Vivre à proximité de la frontière israélienne a deux gros avantages pour Cheikh Hassan.  Le premier est, bien sûr, financier. Les bédouins sont devenus les fournisseurs attitrés des israéliens, gros amateurs de hachich marocain. Ce commerce est le plus lucratif du Nord Sinaï. Le second est pratique. La proximité de la frontière permet l’accès à des produits de bien meilleure qualité qu’en Egypte, en particulier la fameuse savonnette rose « Hawaï », au parfum de fleurs exotiques. Toutes les salles de bains du Sinaï égyptien sont dotées de ce savon à l’emballage en hébreu.

Cheikh Hassan a l'habitude de se faire livrer la marchandise de contrebande à domicile. Il aimerait bien pouvoir faire son marché à Rafah, la ville frontalière par où tous les biens transitent. Mais en cas de barrage policier, il serait aussitôt conduit en prison pour y purger sa peine. Mieux vaut rester terré dans un carré de désert.

Ce soir, un ami est venu lui rendre une visite surprise. Les deux hommes se sont installés au sommet d’une petite colline, d’où l’on distingue distinctement les lumières de la bande de Gaza, toute proche, et celles de la ville israélienne de Beer Sheva.

Hassan allume un petit feu et dépose une théière sur les braises. Son ami, la trentaine, refuse de dévoiler son nom : « Appelez-moi Docteur », dit-il. Crâne rasé court, pantalon poussiéreux, chaussures de randonnées et lunettes rondes, l’homme se pose en intellectuel. Il vient de la ville palestinienne de Rafah où il est propriétaire d’un tunnel. Ses journées, il les passe sous terre, ce qui lui a permis de devenir riche et lui vaut d’être en cavale permanente. La police le traque depuis quatre ans.
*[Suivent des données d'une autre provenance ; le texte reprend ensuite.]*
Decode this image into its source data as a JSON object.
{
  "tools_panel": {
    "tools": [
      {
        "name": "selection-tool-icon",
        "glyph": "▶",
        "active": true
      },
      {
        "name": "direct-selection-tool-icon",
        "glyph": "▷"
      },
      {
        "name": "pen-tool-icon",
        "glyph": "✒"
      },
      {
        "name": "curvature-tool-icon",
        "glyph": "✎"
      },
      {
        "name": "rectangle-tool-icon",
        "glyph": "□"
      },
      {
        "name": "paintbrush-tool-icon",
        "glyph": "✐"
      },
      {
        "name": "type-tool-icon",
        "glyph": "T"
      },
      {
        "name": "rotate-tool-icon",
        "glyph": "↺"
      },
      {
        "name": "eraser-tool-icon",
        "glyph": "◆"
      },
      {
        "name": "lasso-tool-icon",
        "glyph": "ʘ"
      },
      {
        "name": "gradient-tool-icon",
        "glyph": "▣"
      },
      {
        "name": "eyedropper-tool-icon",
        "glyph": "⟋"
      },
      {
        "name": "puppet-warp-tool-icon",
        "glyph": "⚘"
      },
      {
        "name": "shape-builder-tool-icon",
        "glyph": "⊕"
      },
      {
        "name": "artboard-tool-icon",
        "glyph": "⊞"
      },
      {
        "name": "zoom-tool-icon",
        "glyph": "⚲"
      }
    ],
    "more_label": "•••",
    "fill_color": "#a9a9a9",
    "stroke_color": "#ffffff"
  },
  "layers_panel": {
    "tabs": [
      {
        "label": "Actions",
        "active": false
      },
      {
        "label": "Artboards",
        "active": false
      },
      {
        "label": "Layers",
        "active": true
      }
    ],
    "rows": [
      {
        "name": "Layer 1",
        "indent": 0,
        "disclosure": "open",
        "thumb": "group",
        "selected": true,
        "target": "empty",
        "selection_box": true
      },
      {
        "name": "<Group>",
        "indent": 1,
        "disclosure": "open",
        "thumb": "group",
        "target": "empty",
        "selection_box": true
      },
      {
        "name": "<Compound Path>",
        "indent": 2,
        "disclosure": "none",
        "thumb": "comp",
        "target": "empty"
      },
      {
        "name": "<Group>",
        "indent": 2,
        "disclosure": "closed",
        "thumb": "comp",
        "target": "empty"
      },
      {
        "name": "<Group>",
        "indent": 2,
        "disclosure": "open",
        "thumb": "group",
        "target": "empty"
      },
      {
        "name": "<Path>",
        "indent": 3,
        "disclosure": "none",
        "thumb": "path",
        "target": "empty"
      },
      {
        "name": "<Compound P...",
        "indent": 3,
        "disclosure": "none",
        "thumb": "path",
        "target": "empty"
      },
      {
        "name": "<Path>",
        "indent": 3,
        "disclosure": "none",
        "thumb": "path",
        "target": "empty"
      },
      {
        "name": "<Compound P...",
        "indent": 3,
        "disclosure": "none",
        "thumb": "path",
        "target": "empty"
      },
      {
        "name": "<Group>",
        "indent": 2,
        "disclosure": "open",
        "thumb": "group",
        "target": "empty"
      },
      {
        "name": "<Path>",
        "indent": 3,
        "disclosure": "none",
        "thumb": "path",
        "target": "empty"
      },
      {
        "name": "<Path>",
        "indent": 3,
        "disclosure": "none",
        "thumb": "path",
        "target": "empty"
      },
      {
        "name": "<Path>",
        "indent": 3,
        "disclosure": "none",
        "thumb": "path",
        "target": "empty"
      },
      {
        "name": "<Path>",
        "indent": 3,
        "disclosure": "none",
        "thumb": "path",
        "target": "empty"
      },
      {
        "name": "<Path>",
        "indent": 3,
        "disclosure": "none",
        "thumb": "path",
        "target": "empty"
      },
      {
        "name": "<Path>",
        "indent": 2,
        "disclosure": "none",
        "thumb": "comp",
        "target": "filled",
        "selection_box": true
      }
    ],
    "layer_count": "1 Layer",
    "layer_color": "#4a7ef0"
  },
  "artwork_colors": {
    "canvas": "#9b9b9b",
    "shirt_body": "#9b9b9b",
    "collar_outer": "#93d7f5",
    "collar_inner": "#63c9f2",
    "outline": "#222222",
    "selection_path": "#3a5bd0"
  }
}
Pour éviter de  « tomber », le « docteur » s’est imposé des règles. Jamais, il ne fixe de rendez-vous à l’avance. Quand il travaille dans les tunnels, plusieurs informateurs lui indiquent les mouvements des policiers. Ses déplacements sont méticuleusement étudiés. Tous les deux jours, il change de voiture. Il ne garde avec lui qu’un épais manteau en laine brune qui lui permet de dormir n’importe où. Depuis peu, il a décidé de ne plus passer la nuit chez lui. Quand il s’installe le soir dans les dunes, sa femme et ses deux filles l’aperçoivent, de la fenêtre de leur salon, couché sur le sable emmitouflé dans sa cuirasse en laine.

Parfois, quand il en a assez de dormir dehors, le « docteur » s’enfonce dans son tunnel de 800 mètres de long pour se réfugier chez des amis Palestiniens de la bande de Gaza, le seul endroit où il se sente en sécurité. Là, il peut aller dans les cafés sans craindre d’être démasqué.

Ce soir, le « docteur » vient d’être informé que la route de Rafah est libre. Il va donc aller dormir à Gaza. Cheikh Hassan aimerait bien l’accompagner, s’évader de son désert le temps d’une nuit. Impossible.

Il se réconforte vite quand il apprend qu’une bouteille de bourgogne l’attend. Il se rue sur le Nuits Saint Georges 2005, plonge dans son coffre, déniche une longue barre de métal qui sert d’ordinaire à dévisser les boulons des roues et entreprend de pousser le bouchon au fond de la bouteille.

Le liquide gicle sur ses vêtements et ses bras. Cheikh Hassan jubile. Marcel tacheté de rouge, mains couvertes de vin et regard malicieux, il fait tournoyer le breuvage dans son gobelet, le flaire, en boit une gorgée. Il avait oublié le goût âpre et sec du vin : « On dirait de l’essence, ça brûle l’estomac ». Déjà, l’alcool lui monte à la tête.

A trois reprises, il demande si son haleine sent le vin. Son campement dépassé, il ralentit, s'assure que personne ne le voit, et lance : « Vas-y, jette la bouteille ! ». Avant de repartir à travers les dunes.